The British Government has vowed to retaliate in kind if Nigeria makes good its threat to ban British Airways (BA) and Virgin Atlantic (VA), among others, over discriminatory fares which Nigerians are being made to pay.
On Sunday, Nigeria’s Aviation Minister Stella Oduah gave all foreign airlines operating in the country a 30-day ultimatum to end the discriminatory practice that sees Nigerian passengers paying higher fares than other passengers in West Africa.
She said any international airline operating in Nigeria which failed to dismantle the fare imbalance and other sharp practices within the next 30 days would be banned from operating in the country.
But the local media Tuesday quoted a spokesman of the British High Commission in Nigeria as saying banning private airlines would amount to a “heavy-handed action that would be catastrophic”.

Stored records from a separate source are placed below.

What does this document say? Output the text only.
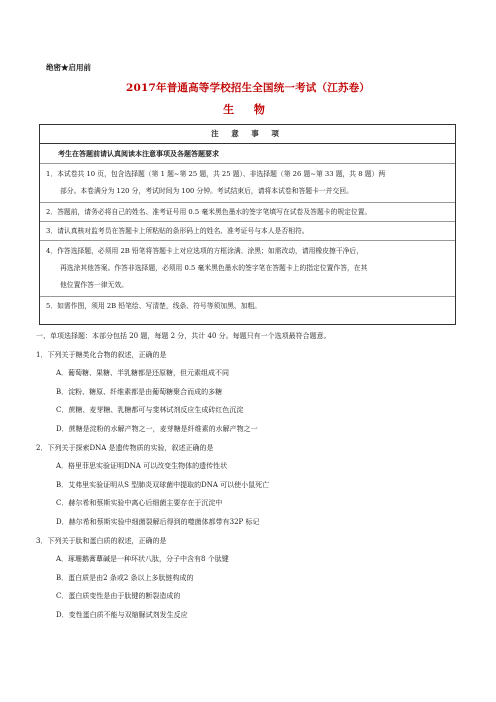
绝密★启用前
2017年普通高等学校招生全国统一考试（江苏卷）
生 物
注 意 事 项
考生在答题前请认真阅读本注意事项及各题答题要求
1．本试卷共 10 页，包含选择题（第 1 题~第 25 题，共 25 题）、非选择题（第 26 题~第 33 题，共 8 题）两
部分。本卷满分为 120 分，考试时间为 100 分钟。考试结束后，请将本试卷和答题卡一并交回。
2．答题前，请务必将自己的姓名、准考证号用 0.5 毫米黑色墨水的签字笔填写在试卷及答题卡的规定位置。
3．请认真核对监考员在答题卡上所粘贴的条形码上的姓名、准考证号与本人是否相符。
4．作答选择题，必须用 2B 铅笔将答题卡上对应选项的方框涂满、涂黑；如需改动，请用橡皮擦干净后，
再选涂其他答案。作答非选择题，必须用 0.5 毫米黑色墨水的签字笔在答题卡上的指定位置作答，在其
他位置作答一律无效。
5．如需作图，须用 2B 铅笔绘、写清楚，线条、符号等须加黑、加粗。
一、单项选择题：本部分包括 20 题，每题 2 分，共计 40 分。每题只有一个选项最符合题意。
1．下列关于糖类化合物的叙述，正确的是
A．葡萄糖、果糖、半乳糖都是还原糖，但元素组成不同
B．淀粉、糖原、纤维素都是由葡萄糖聚合而成的多糖
C．蔗糖、麦芽糖、乳糖都可与斐林试剂反应生成砖红色沉淀
D．蔗糖是淀粉的水解产物之一，麦芽糖是纤维素的水解产物之一
2．下列关于探索DNA 是遗传物质的实验，叙述正确的是
A．格里菲思实验证明DNA 可以改变生物体的遗传性状
B．艾弗里实验证明从S 型肺炎双球菌中提取的DNA 可以使小鼠死亡
C．赫尔希和蔡斯实验中离心后细菌主要存在于沉淀中
D．赫尔希和蔡斯实验中细菌裂解后得到的噬菌体都带有32P 标记
3．下列关于肽和蛋白质的叙述，正确的是
A．琢珊鹅膏蕈碱是一种环状八肽，分子中含有8 个肽键
B．蛋白质是由2 条或2 条以上多肽链构成的
C．蛋白质变性是由于肽键的断裂造成的
D．变性蛋白质不能与双缩脲试剂发生反应
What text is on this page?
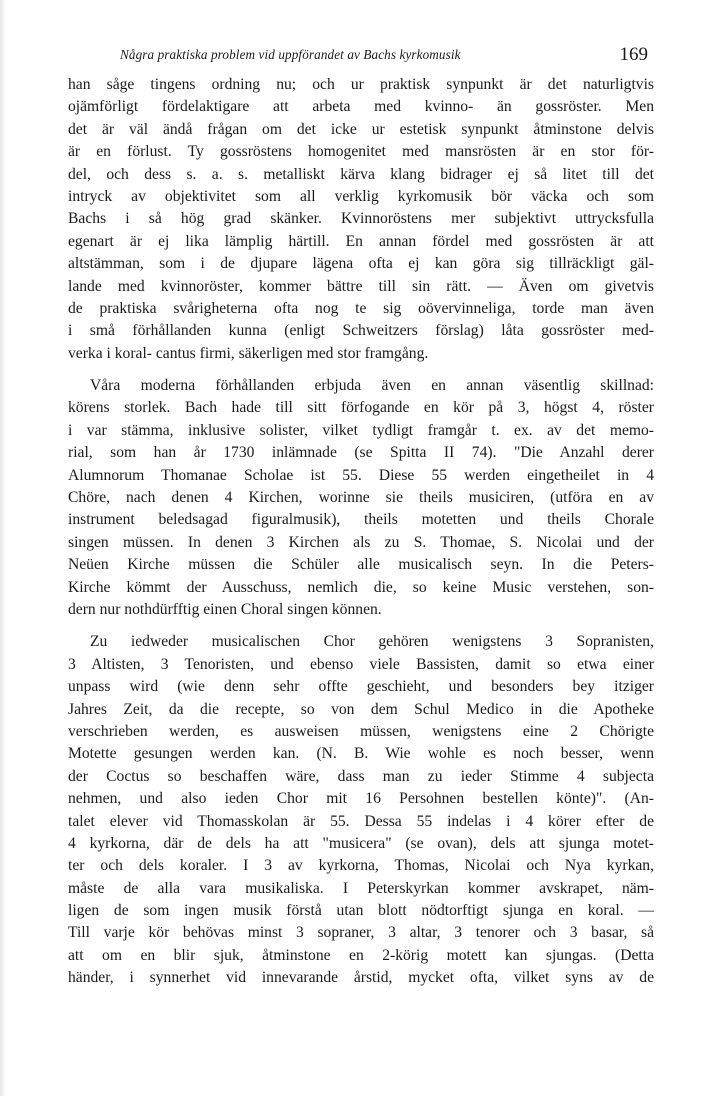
Några praktiska problem vid uppförandet av Bachs kyrkomusik	169
han såge tingens ordning nu; och ur praktisk synpunkt är det naturligtvis
ojämförligt fördelaktigare att arbeta med kvinno- än gossröster. Men
det är väl ändå frågan om det icke ur estetisk synpunkt åtminstone delvis
är en förlust. Ty gossröstens homogenitet med mansrösten är en stor för-
del, och dess s. a. s. metalliskt kärva klang bidrager ej så litet till det
intryck av objektivitet som all verklig kyrkomusik bör väcka och som
Bachs i så hög grad skänker. Kvinnoröstens mer subjektivt uttrycksfulla
egenart är ej lika lämplig härtill. En annan fördel med gossrösten är att
altstämman, som i de djupare lägena ofta ej kan göra sig tillräckligt gäl-
lande med kvinnoröster, kommer bättre till sin rätt. — Även om givetvis
de praktiska svårigheterna ofta nog te sig oövervinneliga, torde man även
i små förhållanden kunna (enligt Schweitzers förslag) låta gossröster med-
verka i koral- cantus firmi, säkerligen med stor framgång.
Våra moderna förhållanden erbjuda även en annan väsentlig skillnad:
körens storlek. Bach hade till sitt förfogande en kör på 3, högst 4, röster
i var stämma, inklusive solister, vilket tydligt framgår t. ex. av det memo-
rial, som han år 1730 inlämnade (se Spitta II 74). "Die Anzahl derer
Alumnorum Thomanae Scholae ist 55. Diese 55 werden eingetheilet in 4
Chöre, nach denen 4 Kirchen, worinne sie theils musiciren, (utföra en av
instrument beledsagad figuralmusik), theils motetten und theils Chorale
singen müssen. In denen 3 Kirchen als zu S. Thomae, S. Nicolai und der
Neüen Kirche müssen die Schüler alle musicalisch seyn. In die Peters-
Kirche kömmt der Ausschuss, nemlich die, so keine Music verstehen, son-
dern nur nothdürfftig einen Choral singen können.
Zu iedweder musicalischen Chor gehören wenigstens 3 Sopranisten,
3 Altisten, 3 Tenoristen, und ebenso viele Bassisten, damit so etwa einer
unpass wird (wie denn sehr offte geschieht, und besonders bey itziger
Jahres Zeit, da die recepte, so von dem Schul Medico in die Apotheke
verschrieben werden, es ausweisen müssen, wenigstens eine 2 Chörigte
Motette gesungen werden kan. (N. B. Wie wohle es noch besser, wenn
der Coctus so beschaffen wäre, dass man zu ieder Stimme 4 subjecta
nehmen, und also ieden Chor mit 16 Persohnen bestellen könte)". (An-
talet elever vid Thomasskolan är 55. Dessa 55 indelas i 4 körer efter de
4 kyrkorna, där de dels ha att "musicera" (se ovan), dels att sjunga motet-
ter och dels koraler. I 3 av kyrkorna, Thomas, Nicolai och Nya kyrkan,
måste de alla vara musikaliska. I Peterskyrkan kommer avskrapet, näm-
ligen de som ingen musik förstå utan blott nödtorftigt sjunga en koral. —
Till varje kör behövas minst 3 sopraner, 3 altar, 3 tenorer och 3 basar, så
att om en blir sjuk, åtminstone en 2-körig motett kan sjungas. (Detta
händer, i synnerhet vid innevarande årstid, mycket ofta, vilket syns av de
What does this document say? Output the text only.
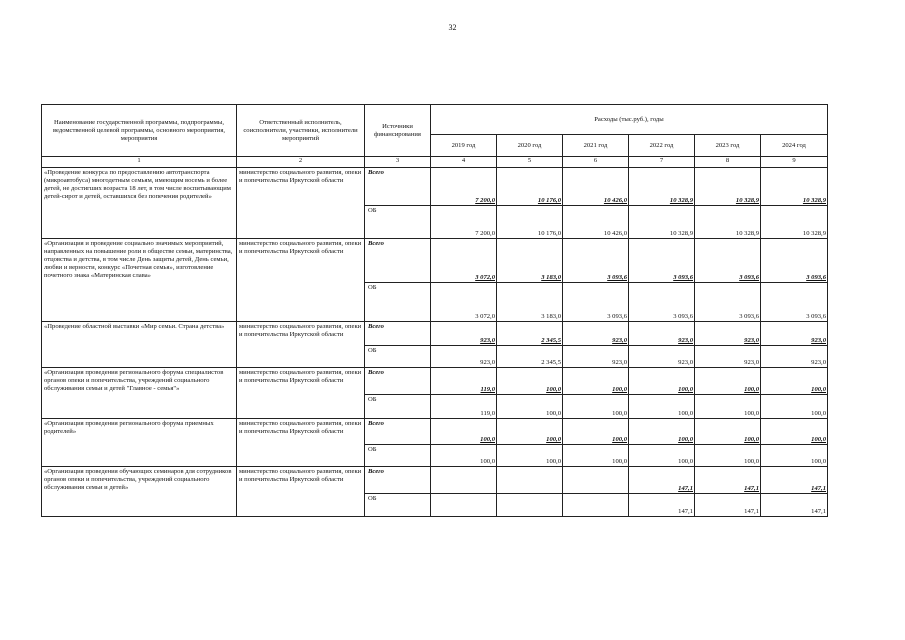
32
Наименование государственной программы, подпрограммы, ведомственной целевой программы, основного мероприятия, мероприятия	Ответственный исполнитель, соисполнители, участники, исполнители мероприятий	Источники финансирования	Расходы (тыс.руб.), годы					
			2019 год	2020 год	2021 год	2022 год	2023 год	2024 год
1	2	3	4	5	6	7	8	9
«Проведение конкурса по предоставлению автотранспорта (микроавтобуса) многодетным семьям, имеющим восемь и более детей, не достигших возраста 18 лет, в том числе воспитывающим детей-сирот и детей, оставшихся без попечения родителей»	министерство социального развития, опеки и попечительства Иркутской области	Всего	7 200,0	10 176,0	10 426,0	10 328,9	10 328,9	10 328,9
		ОБ	7 200,0	10 176,0	10 426,0	10 328,9	10 328,9	10 328,9
«Организация и проведение социально значимых мероприятий, направленных на повышение роли в обществе семьи, материнства, отцовства и детства, в том числе День защиты детей, День семьи, любви и верности, конкурс «Почетная семья», изготовление почетного знака «Материнская слава»	министерство социального развития, опеки и попечительства Иркутской области	Всего	3 072,0	3 183,0	3 093,6	3 093,6	3 093,6	3 093,6
		ОБ	3 072,0	3 183,0	3 093,6	3 093,6	3 093,6	3 093,6
«Проведение областной выставки «Мир семьи. Страна детства»	министерство социального развития, опеки и попечительства Иркутской области	Всего	923,0	2 345,5	923,0	923,0	923,0	923,0
		ОБ	923,0	2 345,5	923,0	923,0	923,0	923,0
«Организация проведения регионального форума специалистов органов опеки и попечительства, учреждений социального обслуживания семьи и детей "Главное - семья"»	министерство социального развития, опеки и попечительства Иркутской области	Всего	119,0	100,0	100,0	100,0	100,0	100,0
		ОБ	119,0	100,0	100,0	100,0	100,0	100,0
«Организация проведения регионального форума приемных родителей»	министерство социального развития, опеки и попечительства Иркутской области	Всего	100,0	100,0	100,0	100,0	100,0	100,0
		ОБ	100,0	100,0	100,0	100,0	100,0	100,0
«Организация проведения обучающих семинаров для сотрудников органов опеки и попечительства, учреждений социального обслуживания семьи и детей»	министерство социального развития, опеки и попечительства Иркутской области	Всего				147,1	147,1	147,1
		ОБ				147,1	147,1	147,1
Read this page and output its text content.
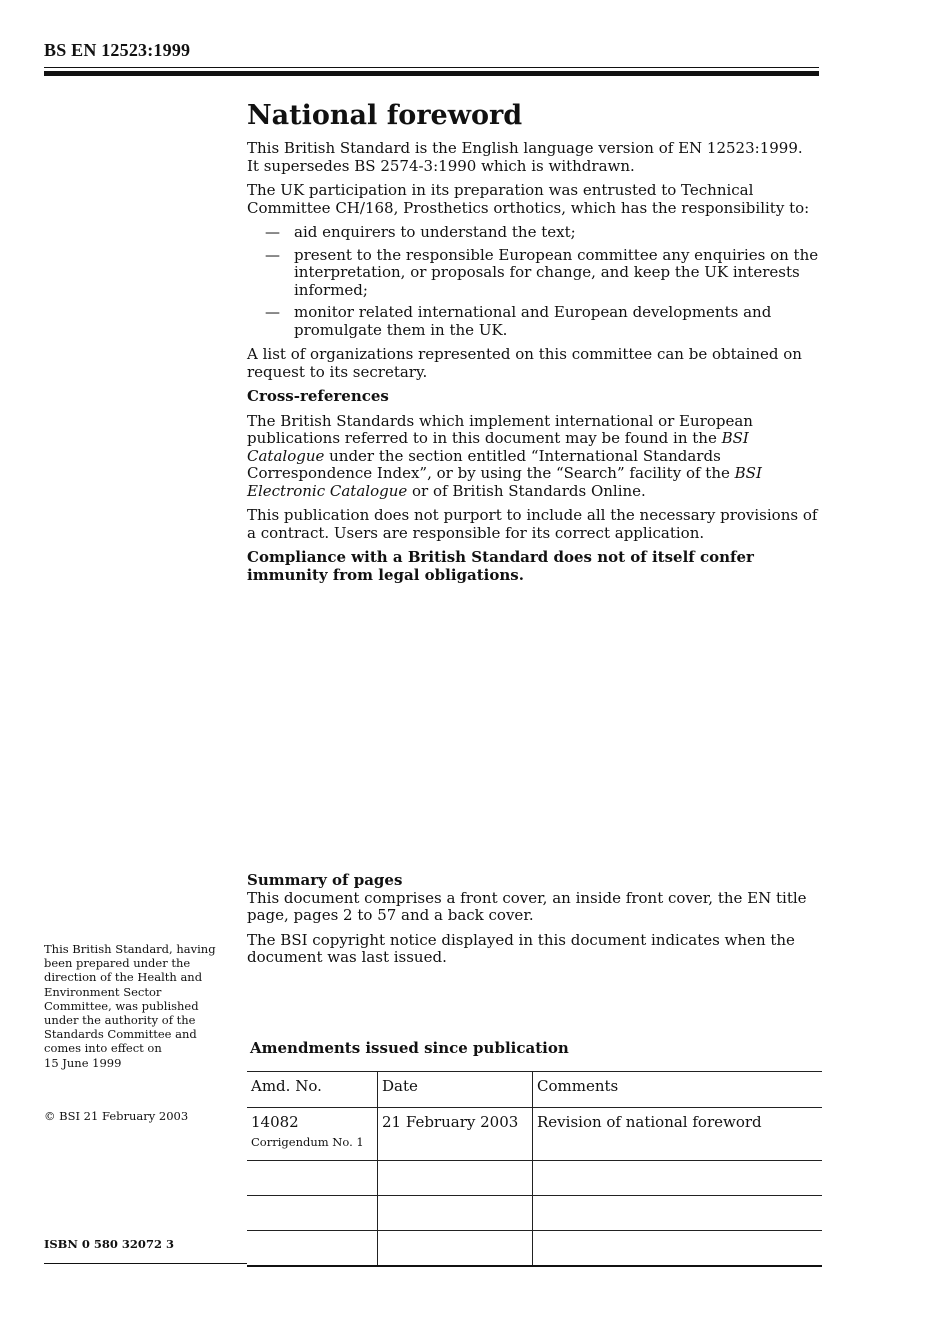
BS EN 12523:1999
National foreword

This British Standard is the English language version of EN 12523:1999.
It supersedes BS 2574-3:1990 which is withdrawn.

The UK participation in its preparation was entrusted to Technical Committee CH/168, Prosthetics orthotics, which has the responsibility to:

— aid enquirers to understand the text;
— present to the responsible European committee any enquiries on the interpretation, or proposals for change, and keep the UK interests informed;
— monitor related international and European developments and promulgate them in the UK.

A list of organizations represented on this committee can be obtained on request to its secretary.

Cross-references

The British Standards which implement international or European publications referred to in this document may be found in the BSI Catalogue under the section entitled “International Standards Correspondence Index”, or by using the “Search” facility of the BSI Electronic Catalogue or of British Standards Online.

This publication does not purport to include all the necessary provisions of a contract. Users are responsible for its correct application.

Compliance with a British Standard does not of itself confer immunity from legal obligations.

Summary of pages

This document comprises a front cover, an inside front cover, the EN title page, pages 2 to 57 and a back cover.

The BSI copyright notice displayed in this document indicates when the document was last issued.

This British Standard, having been prepared under the direction of the Health and Environment Sector Committee, was published under the authority of the Standards Committee and comes into effect on
15 June 1999
© BSI 21 February 2003
ISBN 0 580 32072 3
Amendments issued since publication
Amd. No.	Date	Comments
14082
Corrigendum No. 1	21 February 2003	Revision of national foreword
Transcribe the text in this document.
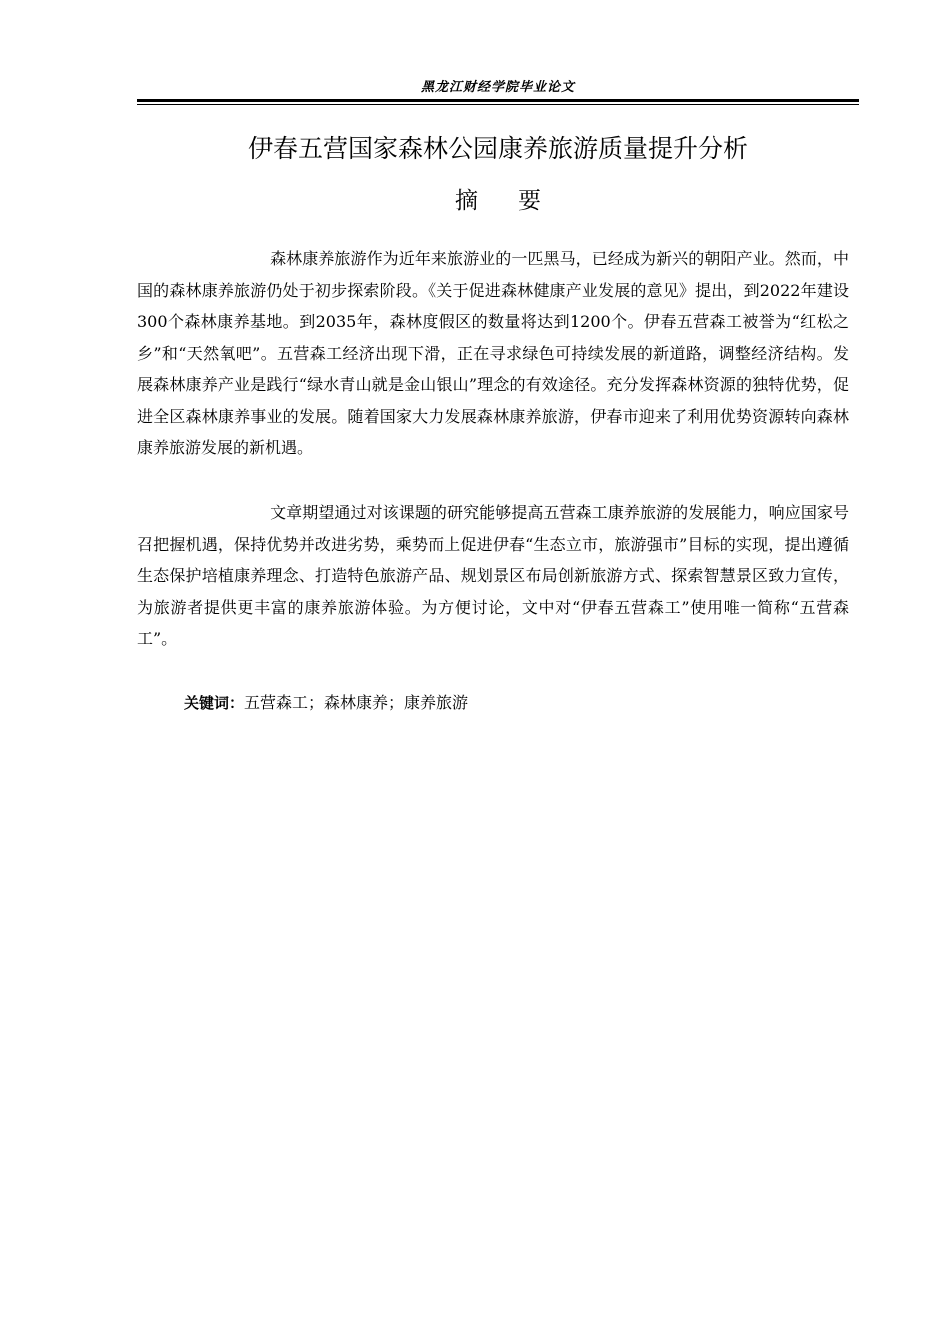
黑龙江财经学院毕业论文
伊春五营国家森林公园康养旅游质量提升分析
摘要

森林康养旅游作为近年来旅游业的一匹黑马，已经成为新兴的朝阳产业。然而，中国的森林康养旅游仍处于初步探索阶段。《关于促进森林健康产业发展的意见》提出，到2022年建设300个森林康养基地。到2035年，森林度假区的数量将达到1200个。伊春五营森工被誉为“红松之乡”和“天然氧吧”。五营森工经济出现下滑，正在寻求绿色可持续发展的新道路，调整经济结构。发展森林康养产业是践行“绿水青山就是金山银山”理念的有效途径。充分发挥森林资源的独特优势，促进全区森林康养事业的发展。随着国家大力发展森林康养旅游，伊春市迎来了利用优势资源转向森林康养旅游发展的新机遇。

文章期望通过对该课题的研究能够提高五营森工康养旅游的发展能力，响应国家号召把握机遇，保持优势并改进劣势，乘势而上促进伊春“生态立市，旅游强市”目标的实现，提出遵循生态保护培植康养理念、打造特色旅游产品、规划景区布局创新旅游方式、探索智慧景区致力宣传，为旅游者提供更丰富的康养旅游体验。为方便讨论，文中对“伊春五营森工”使用唯一简称“五营森工”。

关键词：五营森工；森林康养；康养旅游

Britain also said it would not hesitate to retaliate if the Nigerian government goes ahead with the threat to ban its airlines after 30 days.
“It (the ban) would cause potential foreign investors to question whether they want to put their money in Nigeria and have a long-term and damaging effect on Nigeria’s growth,” the unnamed British High Commission spokesman said.
“The Prime Minister and President Goodluck Jonathan signed a joint communique last year pledging to double bilateral trade. Action against BA and Virgin would damage that strategic aim,” the spokesman said.
On the discriminatory fares, Britain said only business and first class fares were more expensive to Nigerians than neighbouring countries because of high demand for those seats.
PANA reports that a one-way, first class fare along the Lagos-London route is US$5,408, whereas the same booking for a passenger on the Accra-London route is US$2,399.
Also, a one-way, business class fare on the Lagos-London route is US$3,685, compared to the US$2,049 on the same booking on the Accra-London route.
The fare dispute comes as another row between Nigeria and Britain over airport landing slots has yet to be resolved.
Nigeria’s biggest airlines Arik Air has suspended its daily flights between the capital city of Abuja and London Heathrow because it was being prevented from getting arrival and departure slots at UK airports.
A fine of US$235 million slammed on BA and VA by the Nigerian government last year, for alleged price-fixing on the Nigeria-UK route, was overturned on appeal.